O Gustavo tem 22 anos, branquinho feito leite de coco fresco, corpo magrinho mas com uma bunda empinada, redonda e arrebitada que balança de um jeito que chama atenção mesmo sem querer. Rosto fino, olhos grandes e expressivos, boca carnuda que parece feita pra morder e chupar. Ele é gay assumido, mas bem discreto, não fica fazendo alarde nem desfilando por aí. Rafael sabe da orientação do amigo e respeita sem problema nenhum. Eu, no começo, nem ligava pra nada disso. Até que comecei a reparar no jeito que o Gustavo me olhava quando eu chegava suado da obra ou da academia, sem camisa, o peito peludo brilhando de suor e o short marcando o volume grosso entre as pernas.
Certo dia, o sol da Paraíba tava implacável, queimando tudo que via pela frente como se quisesse derreter o asfalto. Eu tava no quintal dos fundos, sem camisa, consertando uma mangueira velha que tinha furado, suor escorrendo pelo peito largo, pela barriga parruda e pela trilha de pelos que ia até o umbigo. Rafael tava dentro de casa, grudado no videogame, gritando com os amigos online como se estivesse no estádio lotado. Gustavo chegou de surpresa, parou na porta do quintal e ficou me encarando um tempo longo demais, sem dizer nada no começo, só observando cada detalhe do meu corpo suado e parrudo.
— Tio Zé… tá precisando de ajuda aí com isso? — perguntou ele finalmente, a voz um pouco rouca, quase tímida, mas com um brilho diferente no olhar que eu nunca tinha visto antes.
Eu me virei devagar, enxugando o suor do rosto com o antebraço forte. Notei o olhar dele descendo pelo meu peito peludo, passando pela barriga de cerveja, e parando sem disfarce nenhum no volume que o short velho fazia entre minhas pernas.
— Tá quase pronto, garoto. Mas se quiser chegar mais perto pra segurar a mangueira enquanto eu aperto, pode vir.

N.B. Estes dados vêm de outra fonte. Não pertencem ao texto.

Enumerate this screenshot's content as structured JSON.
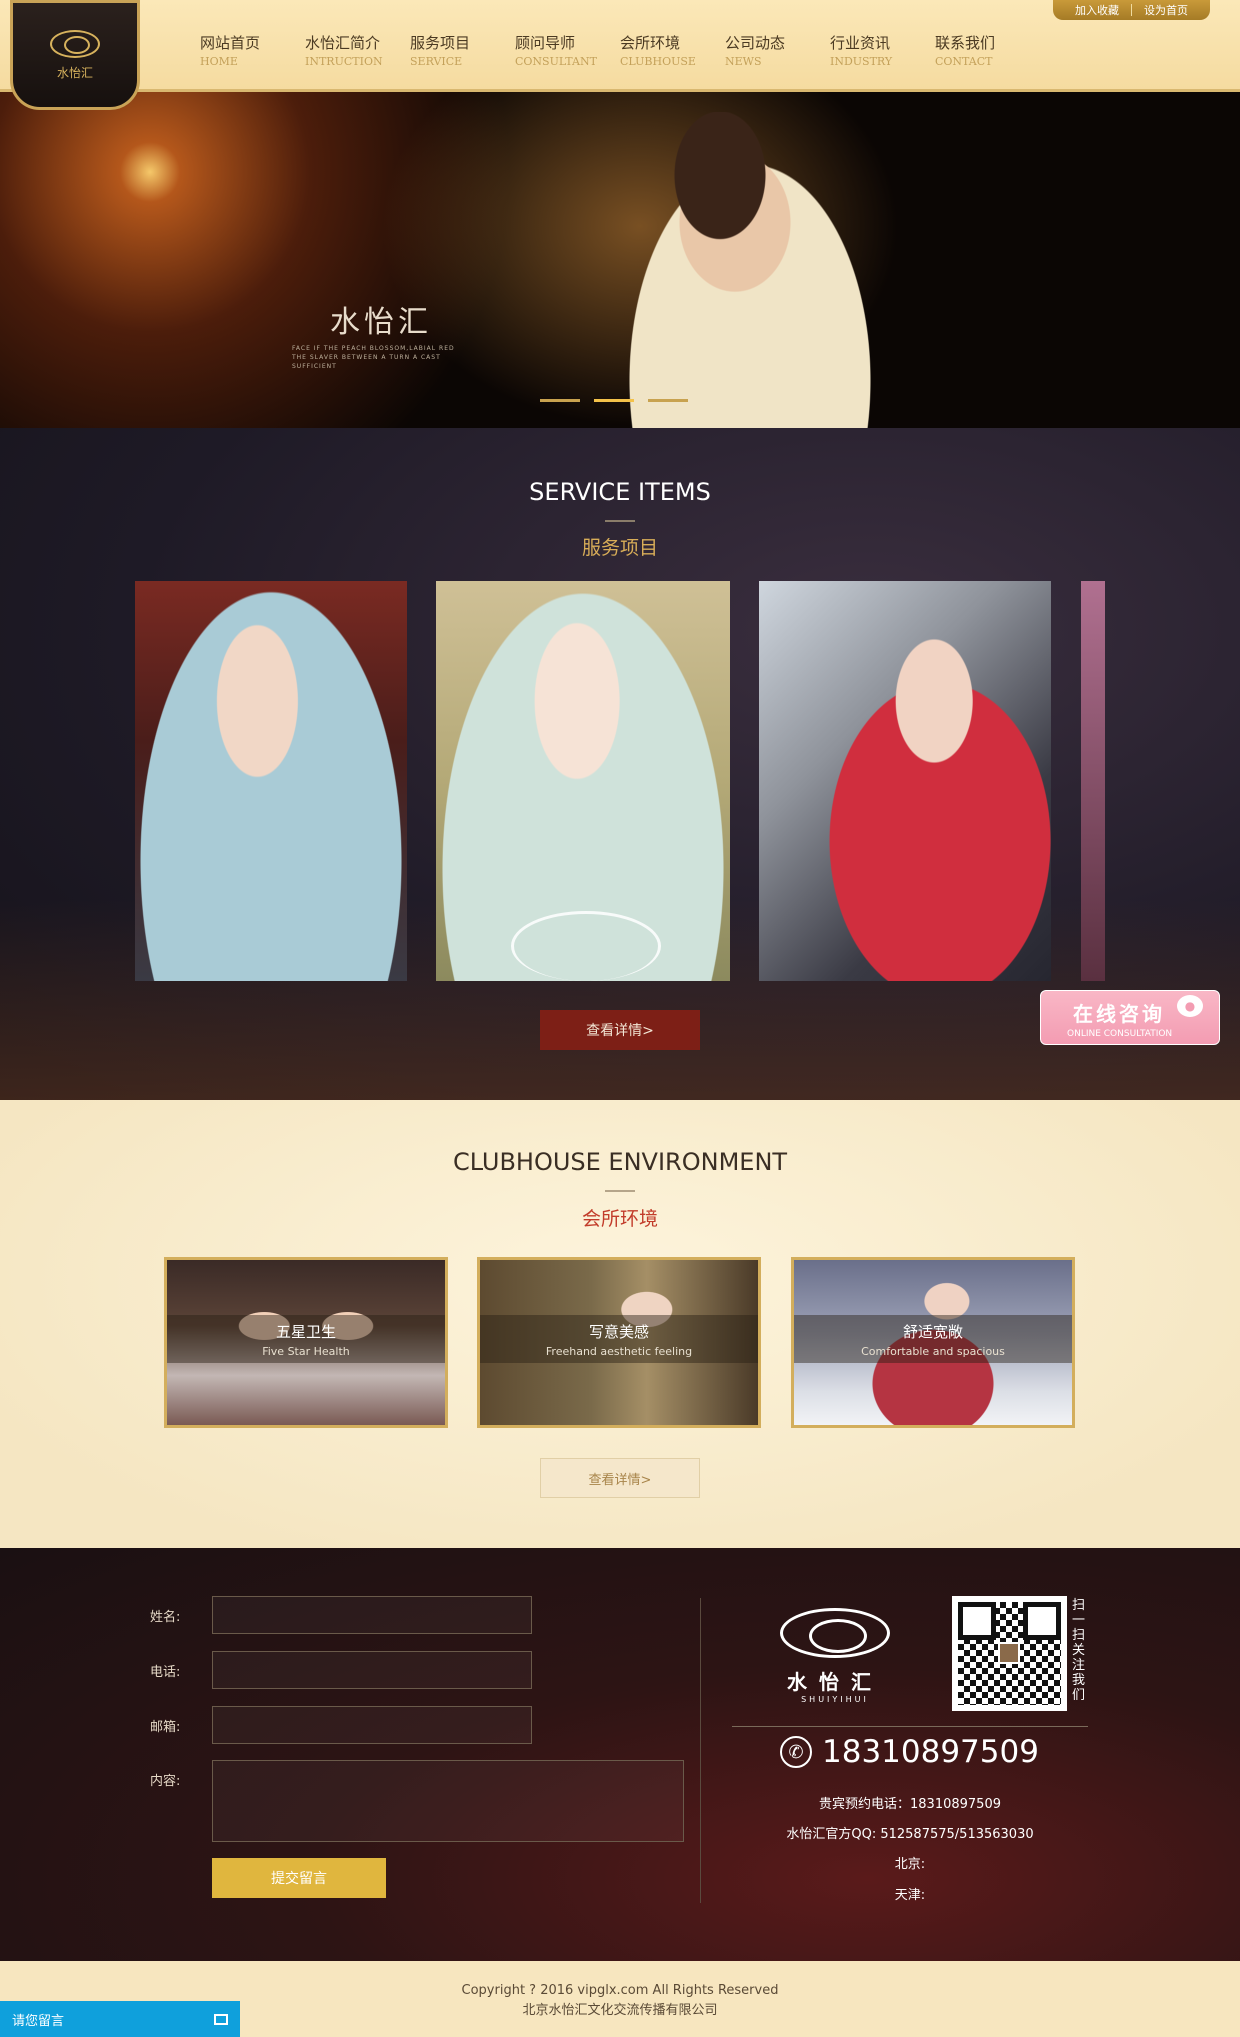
{
  "header": {
    "logo_text": "水怡汇",
    "top_links": [
      "加入收藏",
      "设为首页"
    ],
    "nav": [
      {
        "cn": "网站首页",
        "en": "HOME"
      },
      {
        "cn": "水怡汇简介",
        "en": "INTRUCTION"
      },
      {
        "cn": "服务项目",
        "en": "SERVICE"
      },
      {
        "cn": "顾问导师",
        "en": "CONSULTANT"
      },
      {
        "cn": "会所环境",
        "en": "CLUBHOUSE"
      },
      {
        "cn": "公司动态",
        "en": "NEWS"
      },
      {
        "cn": "行业资讯",
        "en": "INDUSTRY"
      },
      {
        "cn": "联系我们",
        "en": "CONTACT"
      }
    ]
  },
  "banner": {
    "title": "水怡汇",
    "subtitle": "FACE IF THE PEACH BLOSSOM,LABIAL RED THE SLAVER BETWEEN A TURN A CAST SUFFICIENT",
    "slides": 3,
    "active_slide": 2
  },
  "services": {
    "title_en": "SERVICE ITEMS",
    "title_cn": "服务项目",
    "more": "查看详情>"
  },
  "consult": {
    "cn": "在线咨询",
    "en": "ONLINE CONSULTATION"
  },
  "club": {
    "title_en": "CLUBHOUSE ENVIRONMENT",
    "title_cn": "会所环境",
    "items": [
      {
        "cn": "五星卫生",
        "en": "Five Star Health"
      },
      {
        "cn": "写意美感",
        "en": "Freehand aesthetic feeling"
      },
      {
        "cn": "舒适宽敞",
        "en": "Comfortable and spacious"
      }
    ],
    "more": "查看详情>"
  },
  "form": {
    "name_label": "姓名:",
    "phone_label": "电话:",
    "email_label": "邮箱:",
    "content_label": "内容:",
    "submit": "提交留言"
  },
  "footer": {
    "logo_name": "水怡汇",
    "logo_en": "SHUIYIHUI",
    "qr_text": "扫一扫关注我们",
    "phone": "18310897509",
    "booking": "贵宾预约电话：18310897509",
    "qq": "水怡汇官方QQ: 512587575/513563030",
    "beijing": "北京:",
    "tianjin": "天津:"
  },
  "copyright": {
    "line1": "Copyright ? 2016 vipglx.com All Rights Reserved",
    "line2": "北京水怡汇文化交流传播有限公司"
  },
  "message_bar": {
    "label": "请您留言"
  }
}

Não vou recusar uma mãozinha de um rapaz forte como você.
Ele se aproximou devagar, os olhos ainda presos no meu corpo. Ali mesmo o ar pareceu mudar, ficar mais pesado e carregado. A gente trocou um olhar que durou segundos eternos. Meu pau deu um pulo forte dentro do short, inchando visivelmente. Gustavo mordeu o canto do lábio inferior e deu um sorrisinho de canto de boca, daqueles safados que dizem mais do que qualquer palavra.

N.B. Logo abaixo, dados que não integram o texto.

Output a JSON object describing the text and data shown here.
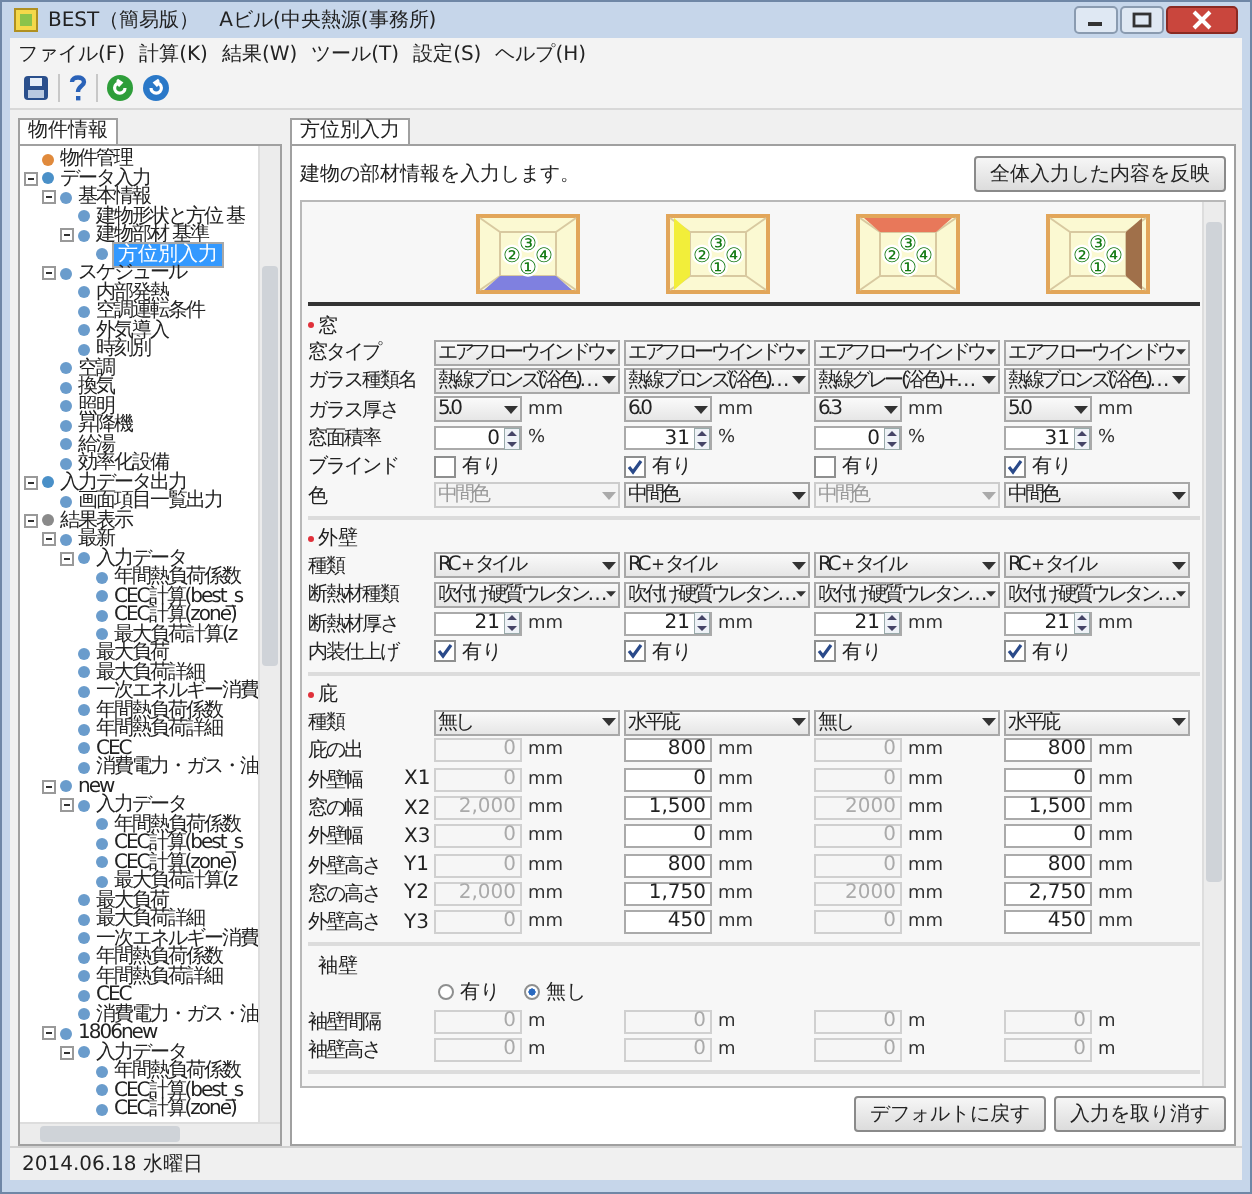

A partir daquele dia, o clima dentro de casa ficou carregado de tesão proibido. Eu começava a ficar duro só de ouvir a voz dele chegando ou de ver ele entrar de shortinho apertado depois de jogar bola. E ele percebia tudo, porque olhava direto pro meu volume e não desviava o olhar, como se estivesse me desafiando em silêncio.
Uma tarde bem quente, Rafael teve que ir até o centro da cidade resolver uns documentos no Detran e me deixou sozinho em casa o resto do dia. Eu tava no escritório, concentrado nas notas das lojas, quando a campainha tocou forte. Fui atender e dei de cara com o Gustavo, sozinho, vestindo uma regata justa que marcava o corpo magrinho e um shortinho de nylon bem colado que não deixava quase nada pra imaginação, marcando até a forma da bunda empinada.
— O Rafael não tá, Gustavo — avisei logo, encostando no batente da porta com os braços cruzados, fazendo o peito peludo saltar.
— Eu sei, tio Zé. Ele me mandou mensagem avisando que ia demorar bastante. Posso esperar aqui dentro? Tá um calor do caralho lá fora, parece que o sol vai derreter a gente vivo.
Dei passagem pra ele entrar. Quando passou por mim, roçou o braço de propósito no meu peito peludo, demorando um segundo a mais do que precisava. Senti o cheiro dele: sabonete misturado com aquele cheiro natural de jovem suado depois de andar na rua quente.
— Fica à vontade na sala. Vou terminar umas coisas no escritório e já desço pra te fazer companhia, senão vai ficar chato esperar sozinho como um cachorro abandonado.
Tomei um banho rápido, tentando esfriar a cabeça e o corpo quente, mas desci só de short de moletom cinza velho, sem cueca nenhuma por baixo. O saco pesado balançava a cada passo que eu dava, e o pau meio inchado marcava o tecido de forma bem visível. Gustavo tava sentado no sofá da sala, pernas abertas, mexendo no celular com cara de quem não tava nem aí, mas eu sabia que tava ligado em mim.
Sentei bem do lado dele, quase colando a coxa grossa na dele.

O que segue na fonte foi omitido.